Most monetization strategies can be evaluated, easily or with some effort. They're been tried before and have known parameters. So when you're picking how you hope to make money off of a project, choosing one of those will get you skepticism or a rejection.
Enter NFTs in late 2021 to early 2022. Whether or not they could make money for a "metaverse" platform was not proven. Maybe it could, or maybe it couldn't (as time has ultimately shown).

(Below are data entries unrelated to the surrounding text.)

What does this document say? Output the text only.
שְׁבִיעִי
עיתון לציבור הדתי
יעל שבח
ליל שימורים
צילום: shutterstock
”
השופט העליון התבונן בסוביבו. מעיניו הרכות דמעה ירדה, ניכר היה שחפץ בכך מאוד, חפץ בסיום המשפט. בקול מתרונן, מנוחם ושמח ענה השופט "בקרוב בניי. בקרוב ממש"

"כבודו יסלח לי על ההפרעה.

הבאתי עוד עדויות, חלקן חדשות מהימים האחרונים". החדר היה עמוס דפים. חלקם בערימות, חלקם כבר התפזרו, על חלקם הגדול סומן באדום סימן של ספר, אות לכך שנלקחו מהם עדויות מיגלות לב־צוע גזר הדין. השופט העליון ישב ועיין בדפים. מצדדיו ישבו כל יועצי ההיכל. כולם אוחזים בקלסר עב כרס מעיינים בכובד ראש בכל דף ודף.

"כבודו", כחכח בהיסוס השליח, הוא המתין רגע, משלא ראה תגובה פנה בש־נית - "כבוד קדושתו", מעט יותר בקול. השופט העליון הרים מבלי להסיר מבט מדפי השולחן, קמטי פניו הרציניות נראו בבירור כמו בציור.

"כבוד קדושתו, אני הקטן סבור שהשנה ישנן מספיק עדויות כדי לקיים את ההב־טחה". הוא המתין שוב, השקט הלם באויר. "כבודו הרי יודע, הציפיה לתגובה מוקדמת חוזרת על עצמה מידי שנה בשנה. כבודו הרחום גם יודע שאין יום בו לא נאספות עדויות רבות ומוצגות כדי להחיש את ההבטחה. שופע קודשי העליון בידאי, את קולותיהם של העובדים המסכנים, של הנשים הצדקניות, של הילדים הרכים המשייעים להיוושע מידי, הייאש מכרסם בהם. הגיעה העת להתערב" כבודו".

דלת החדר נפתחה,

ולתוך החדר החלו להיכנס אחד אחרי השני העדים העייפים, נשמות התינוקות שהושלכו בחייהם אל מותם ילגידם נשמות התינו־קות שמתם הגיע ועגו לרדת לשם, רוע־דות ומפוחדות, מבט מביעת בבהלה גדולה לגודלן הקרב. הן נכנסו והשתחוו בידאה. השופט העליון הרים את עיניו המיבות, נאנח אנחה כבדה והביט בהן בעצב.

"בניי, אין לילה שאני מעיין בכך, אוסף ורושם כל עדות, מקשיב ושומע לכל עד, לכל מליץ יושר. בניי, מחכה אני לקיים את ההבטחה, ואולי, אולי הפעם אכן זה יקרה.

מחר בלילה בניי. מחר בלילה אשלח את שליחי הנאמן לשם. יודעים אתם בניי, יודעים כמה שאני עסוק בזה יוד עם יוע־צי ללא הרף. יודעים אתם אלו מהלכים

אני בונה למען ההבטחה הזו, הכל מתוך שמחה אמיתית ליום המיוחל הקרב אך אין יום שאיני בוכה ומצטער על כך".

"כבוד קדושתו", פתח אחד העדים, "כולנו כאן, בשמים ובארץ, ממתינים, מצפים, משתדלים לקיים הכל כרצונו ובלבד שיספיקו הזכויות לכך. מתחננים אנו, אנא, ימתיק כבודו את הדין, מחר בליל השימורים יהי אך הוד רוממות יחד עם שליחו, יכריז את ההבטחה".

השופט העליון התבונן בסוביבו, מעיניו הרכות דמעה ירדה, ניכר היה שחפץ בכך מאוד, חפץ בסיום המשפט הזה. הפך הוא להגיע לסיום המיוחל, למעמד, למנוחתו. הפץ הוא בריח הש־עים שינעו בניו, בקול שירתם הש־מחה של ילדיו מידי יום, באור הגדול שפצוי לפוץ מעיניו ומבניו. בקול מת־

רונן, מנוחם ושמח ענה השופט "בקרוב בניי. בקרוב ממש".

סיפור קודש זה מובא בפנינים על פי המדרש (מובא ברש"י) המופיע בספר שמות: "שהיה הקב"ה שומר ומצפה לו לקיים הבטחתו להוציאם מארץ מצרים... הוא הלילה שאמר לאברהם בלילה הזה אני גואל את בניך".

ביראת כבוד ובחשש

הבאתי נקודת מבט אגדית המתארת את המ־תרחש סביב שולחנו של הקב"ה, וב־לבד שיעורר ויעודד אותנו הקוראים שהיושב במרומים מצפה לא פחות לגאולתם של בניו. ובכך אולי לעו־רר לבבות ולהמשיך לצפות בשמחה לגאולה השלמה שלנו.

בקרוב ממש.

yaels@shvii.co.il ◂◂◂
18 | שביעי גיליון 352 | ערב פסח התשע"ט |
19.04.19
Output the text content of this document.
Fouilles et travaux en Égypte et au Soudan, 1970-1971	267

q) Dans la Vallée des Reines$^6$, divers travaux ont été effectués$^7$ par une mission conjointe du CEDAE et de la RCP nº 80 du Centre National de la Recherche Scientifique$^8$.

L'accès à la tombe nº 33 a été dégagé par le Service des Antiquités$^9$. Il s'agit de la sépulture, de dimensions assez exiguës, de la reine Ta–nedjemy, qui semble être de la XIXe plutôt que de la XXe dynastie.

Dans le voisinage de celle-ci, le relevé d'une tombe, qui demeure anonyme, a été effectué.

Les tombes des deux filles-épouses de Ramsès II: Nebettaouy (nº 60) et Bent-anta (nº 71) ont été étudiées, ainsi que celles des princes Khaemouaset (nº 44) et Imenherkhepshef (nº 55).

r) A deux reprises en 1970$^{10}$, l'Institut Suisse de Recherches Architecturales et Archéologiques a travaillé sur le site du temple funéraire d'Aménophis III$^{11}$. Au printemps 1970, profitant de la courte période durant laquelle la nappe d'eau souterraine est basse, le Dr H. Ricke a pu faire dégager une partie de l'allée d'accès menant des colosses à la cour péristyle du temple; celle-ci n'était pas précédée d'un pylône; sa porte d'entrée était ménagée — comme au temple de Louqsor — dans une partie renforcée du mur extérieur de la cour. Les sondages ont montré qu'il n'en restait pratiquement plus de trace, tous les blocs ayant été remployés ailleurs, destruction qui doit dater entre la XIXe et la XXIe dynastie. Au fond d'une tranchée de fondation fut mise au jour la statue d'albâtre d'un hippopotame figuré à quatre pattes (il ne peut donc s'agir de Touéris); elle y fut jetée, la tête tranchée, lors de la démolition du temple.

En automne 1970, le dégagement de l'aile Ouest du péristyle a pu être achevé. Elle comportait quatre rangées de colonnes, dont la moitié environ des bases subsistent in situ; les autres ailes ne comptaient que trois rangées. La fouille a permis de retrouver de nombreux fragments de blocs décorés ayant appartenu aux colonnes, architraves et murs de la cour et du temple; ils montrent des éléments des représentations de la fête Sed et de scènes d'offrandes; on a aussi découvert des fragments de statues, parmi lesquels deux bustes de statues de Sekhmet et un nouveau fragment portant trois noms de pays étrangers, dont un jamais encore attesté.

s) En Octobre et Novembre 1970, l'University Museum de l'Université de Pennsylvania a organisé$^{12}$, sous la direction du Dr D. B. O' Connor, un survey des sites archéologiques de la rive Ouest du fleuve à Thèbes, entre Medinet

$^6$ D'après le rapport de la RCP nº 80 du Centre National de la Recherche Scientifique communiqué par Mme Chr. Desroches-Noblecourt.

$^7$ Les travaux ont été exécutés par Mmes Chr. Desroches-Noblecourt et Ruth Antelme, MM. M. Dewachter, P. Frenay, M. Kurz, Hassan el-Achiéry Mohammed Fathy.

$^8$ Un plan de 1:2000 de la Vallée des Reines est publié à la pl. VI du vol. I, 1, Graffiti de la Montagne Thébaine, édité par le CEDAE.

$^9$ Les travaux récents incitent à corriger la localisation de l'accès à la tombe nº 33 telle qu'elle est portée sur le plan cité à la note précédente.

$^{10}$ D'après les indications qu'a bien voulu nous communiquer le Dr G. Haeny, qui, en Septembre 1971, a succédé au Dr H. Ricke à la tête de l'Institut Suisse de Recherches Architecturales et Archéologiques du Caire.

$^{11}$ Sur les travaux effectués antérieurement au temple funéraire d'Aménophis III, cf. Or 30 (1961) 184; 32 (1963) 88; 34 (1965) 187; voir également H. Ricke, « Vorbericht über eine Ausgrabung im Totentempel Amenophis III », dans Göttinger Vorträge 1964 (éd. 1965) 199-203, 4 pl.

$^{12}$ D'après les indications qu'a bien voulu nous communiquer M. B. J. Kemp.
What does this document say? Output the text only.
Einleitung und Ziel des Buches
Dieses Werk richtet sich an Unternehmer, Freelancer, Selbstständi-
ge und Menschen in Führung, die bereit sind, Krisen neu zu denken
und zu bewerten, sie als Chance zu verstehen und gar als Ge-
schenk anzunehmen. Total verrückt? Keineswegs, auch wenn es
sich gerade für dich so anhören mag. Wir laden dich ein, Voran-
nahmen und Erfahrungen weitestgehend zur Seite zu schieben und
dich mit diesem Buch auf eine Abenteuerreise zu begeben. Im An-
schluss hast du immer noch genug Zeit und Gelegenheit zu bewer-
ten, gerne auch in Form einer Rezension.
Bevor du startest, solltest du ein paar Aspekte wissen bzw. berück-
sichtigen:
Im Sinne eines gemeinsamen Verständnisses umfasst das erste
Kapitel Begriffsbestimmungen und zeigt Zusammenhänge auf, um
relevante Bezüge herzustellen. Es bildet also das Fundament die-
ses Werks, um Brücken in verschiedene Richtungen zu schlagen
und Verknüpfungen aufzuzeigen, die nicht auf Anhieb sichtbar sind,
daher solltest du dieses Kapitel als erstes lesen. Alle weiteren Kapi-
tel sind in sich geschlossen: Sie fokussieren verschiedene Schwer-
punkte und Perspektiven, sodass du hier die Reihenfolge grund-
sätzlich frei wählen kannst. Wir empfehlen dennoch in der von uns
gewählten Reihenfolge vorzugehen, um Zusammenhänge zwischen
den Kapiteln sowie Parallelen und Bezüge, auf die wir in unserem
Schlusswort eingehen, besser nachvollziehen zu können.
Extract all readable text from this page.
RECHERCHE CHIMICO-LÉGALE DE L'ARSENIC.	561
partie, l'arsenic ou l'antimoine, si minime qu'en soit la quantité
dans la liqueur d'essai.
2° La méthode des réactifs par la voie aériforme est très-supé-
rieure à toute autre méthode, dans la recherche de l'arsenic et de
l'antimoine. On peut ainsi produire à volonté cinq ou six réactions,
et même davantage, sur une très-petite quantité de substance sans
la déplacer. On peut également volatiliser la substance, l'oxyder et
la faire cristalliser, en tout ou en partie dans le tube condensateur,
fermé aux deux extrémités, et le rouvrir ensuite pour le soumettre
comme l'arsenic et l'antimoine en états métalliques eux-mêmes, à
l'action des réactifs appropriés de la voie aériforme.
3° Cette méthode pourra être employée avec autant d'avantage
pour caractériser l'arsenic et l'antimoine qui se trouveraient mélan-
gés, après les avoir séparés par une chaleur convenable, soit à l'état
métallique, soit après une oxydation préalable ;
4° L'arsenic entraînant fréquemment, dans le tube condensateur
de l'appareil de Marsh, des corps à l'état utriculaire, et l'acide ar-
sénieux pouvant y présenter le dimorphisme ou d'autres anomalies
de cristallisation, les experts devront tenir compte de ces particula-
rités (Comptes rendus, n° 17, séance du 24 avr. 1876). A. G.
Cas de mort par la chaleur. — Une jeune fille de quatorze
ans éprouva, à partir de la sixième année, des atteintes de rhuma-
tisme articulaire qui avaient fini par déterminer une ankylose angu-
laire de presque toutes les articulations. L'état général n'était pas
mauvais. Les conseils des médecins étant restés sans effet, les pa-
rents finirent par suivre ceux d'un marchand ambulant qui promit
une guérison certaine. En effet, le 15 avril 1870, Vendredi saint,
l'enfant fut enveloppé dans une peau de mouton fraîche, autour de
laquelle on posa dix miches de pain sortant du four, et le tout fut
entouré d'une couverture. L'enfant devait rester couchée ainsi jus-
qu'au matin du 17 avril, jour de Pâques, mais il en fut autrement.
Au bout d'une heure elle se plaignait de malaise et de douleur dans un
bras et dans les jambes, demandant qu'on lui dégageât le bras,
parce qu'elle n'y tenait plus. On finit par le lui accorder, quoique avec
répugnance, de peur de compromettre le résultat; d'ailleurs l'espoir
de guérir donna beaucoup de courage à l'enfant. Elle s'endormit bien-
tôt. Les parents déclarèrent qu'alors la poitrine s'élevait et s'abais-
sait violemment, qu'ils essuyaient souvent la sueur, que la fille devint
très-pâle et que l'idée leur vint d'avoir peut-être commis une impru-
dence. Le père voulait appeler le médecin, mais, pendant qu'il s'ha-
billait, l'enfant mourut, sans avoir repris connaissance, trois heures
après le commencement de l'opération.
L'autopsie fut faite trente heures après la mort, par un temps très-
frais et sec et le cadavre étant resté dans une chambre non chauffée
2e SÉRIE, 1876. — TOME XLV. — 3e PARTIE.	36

Now you're in charge of pitching this ill-fated "metaverse" project the company is already working on to higher-ups, and you get to choose which financial narrative you lean into. Do you choose a boring one that you know is not a homerun windfall, like subscriptions? Do you bring up ads even though your company doesn't have it's own first-party ad infrastructure? Or do you pick the unknown "But *maybe* it could make us billions!" answer and pitch NFTs?
Answer: You pitch the unknown, and act like there is no way it isn't going to be awesome.
That was a year ago.
Now there is data, NFTs aren't magic money printers, consumers don't like them, etc. So fewer people like me are likely to pick them as the happy magical paint to slop all over our projects. There are too many numbers now, and the numbers aren't good.
As they say: "Nothing ruins a good story like numbers."